This project is a Python-based application designed to manage students and track their progress across multiple courses. It provides functionalities to add students, validate their credentials, track course progress, notify students upon course completion, and display statistics about course popularity, student activity, and difficulty.
The Learning Progress Tracker has the following core features:
- Student Management:
- Add new students by providing first name, last name, and email.
- Validate input to ensure all names and email addresses follow the proper format.
- Ensure each email is unique among students.
- Course Progress Tracking:
- Track students' progress across four courses: Python, DSA (Data Structures & Algorithms), Databases, and Flask.
- Record the number of submissions and update progress points for each student.
- Determine if a student has enrolled in a course based on their submission history.
- Notifications:
- Notify students once they have completed a course.
- Keep track of which students have been notified to avoid redundant messages.
- Statistics and Course Analysis:
- Display statistics such as the most and least popular courses.
- Analyze the highest and lowest student activity in each course.
- Identify the easiest and hardest courses based on the average scores from submissions.
- Completion Tracking:
- Determine when students have completed a course based on their progress points.
- Notify students automatically upon course completion.
Prerequisites
To run the Learning Progress Tracker, you need the following installed:
- Python 3.1+
- Conda (optional, for creating an isolated environment)

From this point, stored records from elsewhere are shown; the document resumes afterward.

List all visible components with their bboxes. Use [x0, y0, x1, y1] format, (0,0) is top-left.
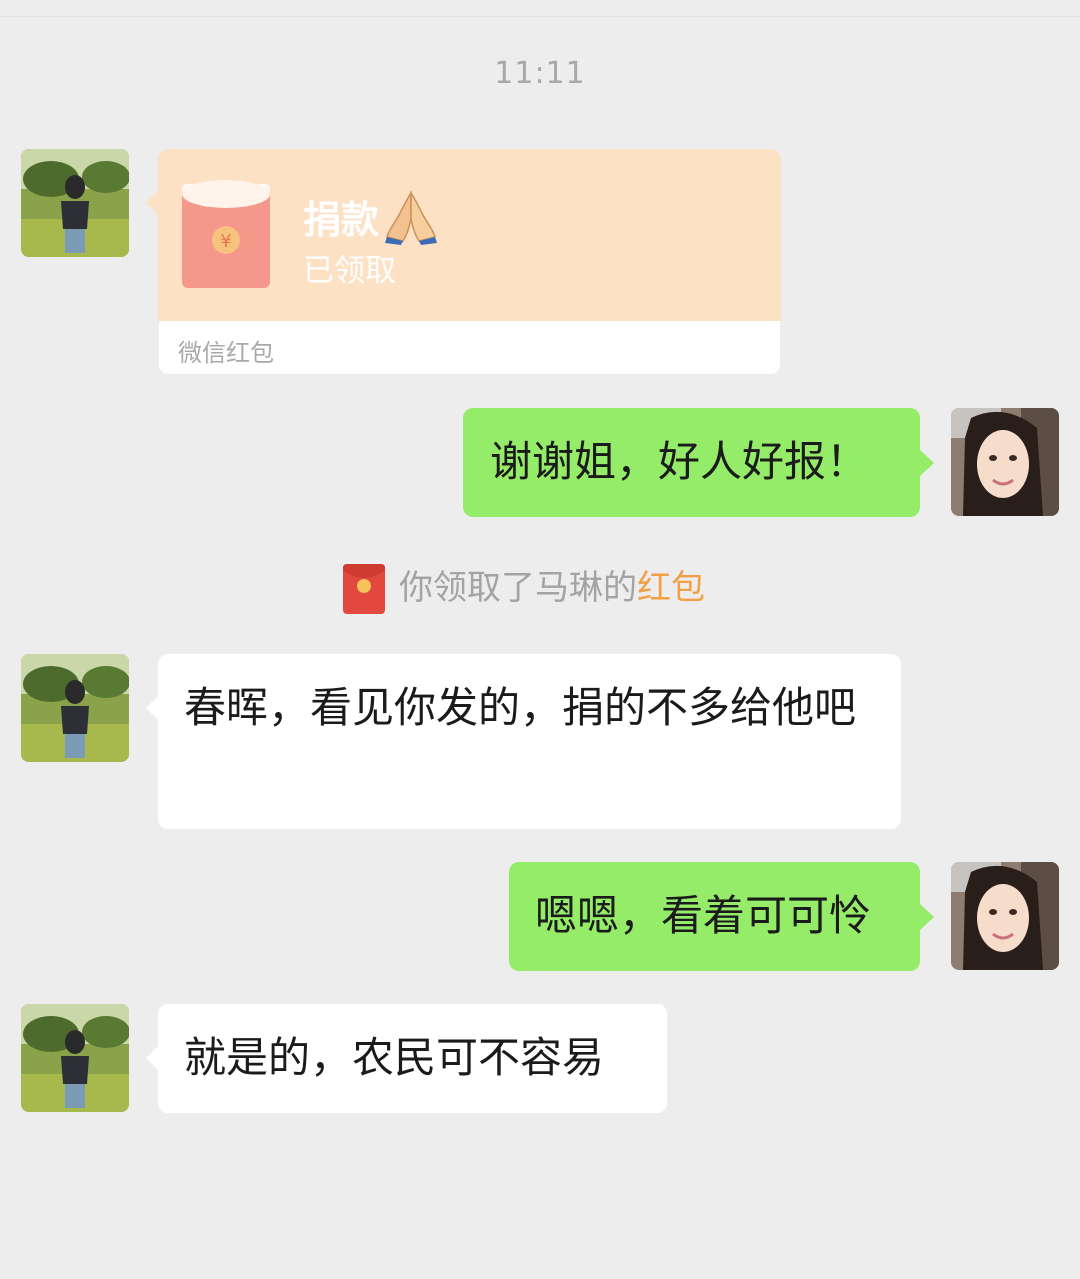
red-envelope-icon: ¥	[182, 180, 270, 292]
red-packet-body: ¥ 捐款 已领取	[158, 149, 781, 321]
message-text: 嗯嗯，看着可可怜	[535, 891, 872, 940]
message-text: 就是的，农民可不容易	[184, 1033, 605, 1082]
red-packet-brand: 微信红包	[178, 339, 274, 367]
contact-avatar[interactable]	[21, 149, 129, 257]
svg-text:¥: ¥	[220, 231, 231, 252]
message-text: 春晖，看见你发的，捐的不多给他吧	[184, 683, 857, 732]
my-avatar[interactable]	[951, 408, 1059, 516]
my-message-bubble[interactable]: 嗯嗯，看着可可怜	[509, 862, 934, 971]
my-avatar[interactable]	[951, 862, 1059, 970]
notice-text: 你领取了马琳的红包	[399, 564, 705, 612]
their-message-bubble[interactable]: 春晖，看见你发的，捐的不多给他吧	[146, 654, 901, 829]
header-divider	[0, 16, 1080, 17]
message-text: 谢谢姐，好人好报！	[490, 437, 869, 486]
red-packet-card[interactable]: ¥ 捐款 已领取 微信红包	[146, 149, 781, 375]
my-message-bubble[interactable]: 谢谢姐，好人好报！	[463, 408, 934, 517]
red-packet-footer: 微信红包	[158, 321, 781, 375]
contact-avatar[interactable]	[21, 1004, 129, 1112]
notice-prefix: 你领取了马琳的	[399, 568, 637, 608]
red-packet-link[interactable]: 红包	[637, 568, 705, 608]
folded-hands-emoji-icon	[383, 189, 439, 249]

- unittest (Python's built-in testing module)
Setup Steps
Cloning the Repository:
Clone the project repository using the following command:
git clone <repository-url>
Creating a New Conda Environment (optional):
To create a new isolated environment for this project:
conda create --name progress_tracker python=3.12
This will create an environment named
progress_tracker
with Python 3.12 installed.Activating the Environment:
Activate the created environment using the following command:
conda activate progress_tracker
Installing Additional Packages:
If you decide to use additional packages, install them via pip:
pip install <package-name>
Running the Application:
You can run the main program using the following command:
python learning_progress_tracker.py
This will launch the tracker and prompt for input commands to manage students and track their course progress.
After starting the program, the following commands are available:
- add students: Add multiple students by inputting their first name, last name, and email.
- list: List all students by their unique IDs.
- add points: Assign points to a student for their submissions in the four courses.
- find: Search for a student by their ID to view their course progress.
- statistics: View statistics about the courses, such as the most popular or least popular courses, highest and lowest activity, and course difficulty.
- notify: Notify students who have completed any of the four courses.
Here is an example session demonstrating how to use the tracker:
Learning Progress Tracker
Enter command: add students
Enter student credentials or 'back' to return:
John Doe john.doe@example.com
The student has been added.
Enter student credentials or 'back' to return:
Jane Smith jane.smith@example.com
The student has been added.
Enter student credentials or 'back' to return:
back
Total 2 students were added
Enter command: list
Students:
123456789
987654321
Enter command: add points
Enter an id and points or 'back' to return:
123456789 600 200 50 0
Points updated.
Enter command: back
Enter command: statistics
Most popular: Python, DSA
Least popular: Flask
Highest activity: Python
Lowest activity: Flask
Easiest course: Python
Hardest course: DSA
Enter command: back
Enter command: notify
To: john.doe@example.com
Re: Your Learning Progress
Hello, John Doe! You have accomplished our Python course!
This project includes a set of unit tests for validating the functionality of the classes and methods. To run the tests, navigate to the project directory and use the following command:
python -m unittest test_learning_progress_tracker.py
The tests will validate student management, course progress, and notifications.
The project directory contains the following files:
├── learning_progress_tracker.py # Main application file
├── test_learning_progress_tracker.py # Unit tests for the application
├── README.rst # Project documentation
├── .gitignore # Git ignore rules
└── LICENSE # Project license
Contributions to this project are welcome. If you find a bug or have a feature request, please submit an issue on the project repository.
This project is licensed under the MIT License - see the LICENSE file for details.